The crowd went foolish then.
He kept trying to speak, but the crowd wouldn’t stop. Even though he was wearing a mike. Everyone was chanting, “BEK-KER! BEK-KER! BEK-KER!”
He went on to explain the science behind his miracle drug then, but I couldn’t pick any sense to it. I remember he said something about telomeres and DNA, but I didn’t know a telomere from a telephone (we used to call palms telephones if you don’t know). You took the shot and in a few weeks, you were young again. That’s all I needed to know. I shuddered when I thought about taking a needle, but cancer involved a lot more needles.
“Nanomites are released from there to your bloodstream, and then immediately begin repairing your damaged cells. But unlike you, the nanomites have a limited life span. When we find a way to put nanomites inside the nanomites I’ll get back to you.
“You’ll maintain the biological equivalent of a twenty-five-year-old for about a year, sometimes more, sometimes less, and then the nanomites will lose charge and you’ll begin your normal aging process again. Unless you purchase another injection of course. When you want to purchase it is up to you. Personally, I didn’t mind having a few crows feet —made me look rugged and sexy I thought. See, to me the perfect age, was thirty-five. It wasn’t until around 40 that I started noticing aches and pains, for no reason. Especially my back. Ye gods! My body was just wearing down. Fuck that! And then the sagging jowls. I hated that so much. Jowls. Jowls! I thought about plastic surgery, but that never looks good. A little too uncanny valley for this cat. It wasn’t until about sixty that I really started to hate the aging process, and decided, ‘Enough dicking around, Aron Bekker, it’s time for you and this so-called amazing company of yours to reach for the fucking stars. No, not the stars, the gods! And goddamn it, we did.”
The crowd roared again.
He held up his hands and they went silent.

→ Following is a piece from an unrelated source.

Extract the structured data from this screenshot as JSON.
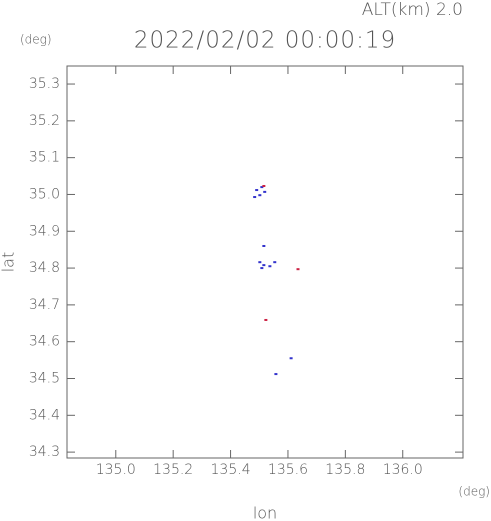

He had them at his every word, and this time it was almost a whisper, but out of that sound system, a whisper wasn’t a whisper. “So how much do you think this cost?” he said. “How much do you think it costs to extend your life forever? Unless you slip on a banana into traffic —I can’t prevent that. Yet.”
He walked over to the press gallery at the front row and pointing at one of the journalists, a skinny bald-headed fella with thick glasses, and said, “Well young fella, guess. Tell me what you think.”
The journalist held his chin for a few seconds, looking a bit nervous. I would too if I was the center of attention in that room. Finally, he said, “Well I’d say —"
“A million yuan!” Bekker shouted at the crowd like the journalist wasn’t there anymore. “One. Milliiiion. Yuan,” he said again, like in that movie Austin Powers. Dr. Bad? Dr. Evil? You know what I’m talking about. Or maybe not. That movie came out a long time ago.
“Anyone get that reference?” he said. “You young kids probably didn’t. But I’m young too! I’m just like you young whipper-snappers now, except I’m better! Because I’ve got the wisdom of old age under my belt! Remember when people used to say if I only knew then what I know now? A phrase to be left in the dustbin of history, my friends. We have finally kicked the grim reaper’s boney ass, and this will change the world in ways that even I have yet to imagine.”
As he kept talking I stared at the black and white wedding photo of Amy and me on the wall. Not that there weren’t colour photos in my day, but for some reason, we liked that one the best. Amy used to joke I was better looking in black and white. She was tired of all the pictures that day, but she still managed to smile, whereas I was grinning at the camera like I just caught the biggest trout that ever came out of Cabin Pond. And although I was in my twenties, I looked about 16. I was about 150, with a full head of jet-black hair, no glasses, and not a wrinkle to be found.